Straight ginseng is simply baeksam that has been peeled
and dried in its original straight shape; in half-bent
ginseng, the “legs” of the root have been bent against
its “body” before drying; and in bent ginseng, the root
has been dried with not only the limbs but part of the
body rolled into a circle.
Hongsam
: When susam is steamed or otherwise cooked without
peeling, and then dried, it is known as hongsam. Hongsam
is classified by quality according to the shape of the
dried product, as first grade (cheonsam), second grade
(jisam), and third grade (yangsam). The process of steaming
releases medicinal agents which make hongsam the most
efficacious form of processed ginseng, and recent research
has discovered that hongsam is effective against that
enemy of modern man, environmental hormone dioxins.
Taegeuksam
: Taegeuksam is made by steaming or parboiling susam
in boiling water before drying. Reducing the moisture
content of the ginseng to below 14% yields a very firm
product that can be kept for long periods.

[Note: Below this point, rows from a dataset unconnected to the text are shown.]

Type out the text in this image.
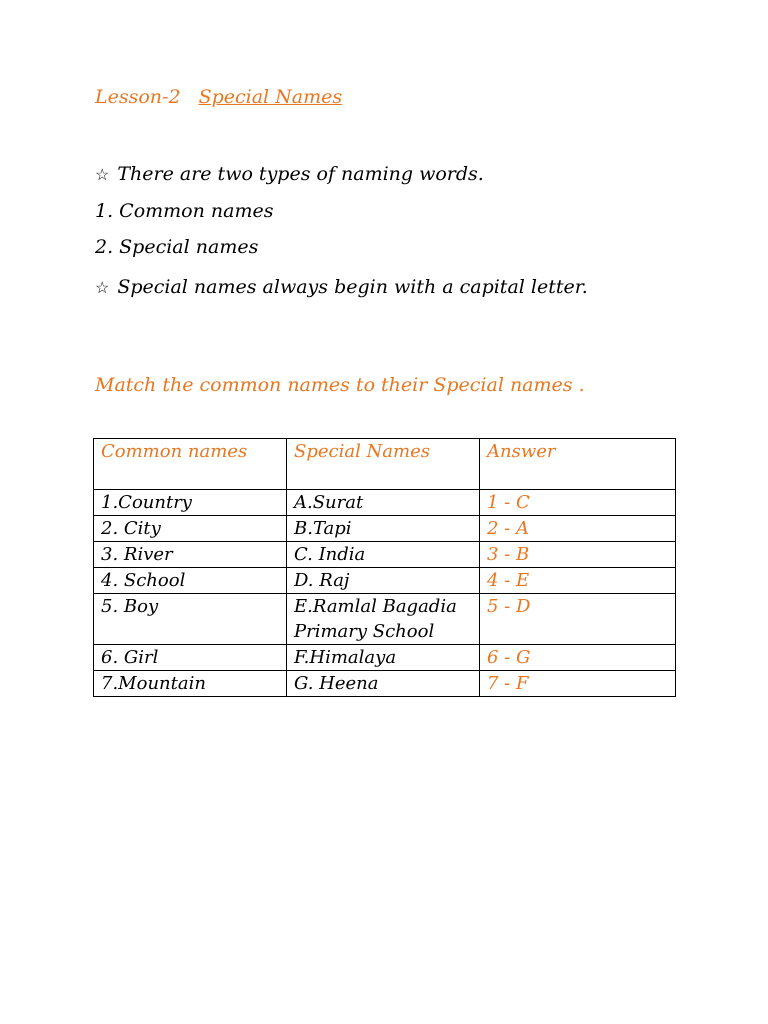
Lesson-2 Special Names
☆ There are two types of naming words.
1. Common names
2. Special names
☆ Special names always begin with a capital letter.
Match the common names to their Special names .
Common names	Special Names	Answer
1.Country	A.Surat	1 - C
2. City	B.Tapi	2 - A
3. River	C. India	3 - B
4. School	D. Raj	4 - E
5. Boy	E.Ramlal Bagadia Primary School	5 - D
6. Girl	F.Himalaya	6 - G
7.Mountain	G. Heena	7 - F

Processed Ginseng Products
Powdered Red Ginseng : A 100% pure
ginseng product made by grinding hongsam to a powder.
Can be taken in doses of about 2g with hot or cold water,
or steeped in honey.
Powdered Red Ginseng Capsules : 100%
pure hongsam powder encased in a gelatin capsule for
convenience. Take three capsules at a time with warm
or cold water.
Red Ginseng Granule Tea : Red ginseng
concentrate is processed into convenient granules to
make this high-quality tea with the strong flavor and
aroma of concentrated ginseng.
Red Ginseng Tablets : These pills
are made of 100% hongsam powder. Take three at a time
with warm or cold water.
Red Ginseng Extract : A product made
of 6-year-old hongsam with the addition of taurine,
vitamin C, and other biological agents. Take 2-3 pills,
3 times daily.
Red Ginseng Candy : With twice the
natural ginseng fragrance of other candies, this product
has both a sweet and a bitter taste. It can be enjoyed
as a breath freshener by the whole family.
Honeyed Red Ginseng : In this candied
form, ginseng can be easily enjoyed anywhere, anytime.
Especially good after exercising, when traveling, or
when tired.
Cooking Recipes
Ginseng Porridge : To 1 cup of rice,
add 2 susam roots, 10 dates, and 10 dried chestnuts.
Cook to a pulp, garnish with a few pine nuts and small
pieces of ginseng root, and serve with sugar or honey.
Broiled Ginseng : Cut thick ginseng
roots into thin diagonal slices about 5cm long, then
marinate them for a while in sesame oil and salt. Broil
them, season them with chili paste and other spices,
then broil them again and serve sprinkled with sesame
seeds.
Ginseng Punch : Boil two ginseng roots
to make ginseng water, then mix it with ginger water
and cinnamon water and add dried persimmon and ginseng
slices.
Ginseng Kimchi : Mix lightly salted
ginseng with crushed garlic, chopped green onions, chili
powder, salted anchovies, and glutinous rice paste.
Add a little of the liquid from some kimchi, and leave
for a day or so to mature. Ginseng and
Cabbage Dish : Combine two susam roots with
500g cabbage, 200g oysters, and 3 tablespoons soy sauce,
and leave for some time. Mix in some crushed garlic
and chopped green onions, and serve.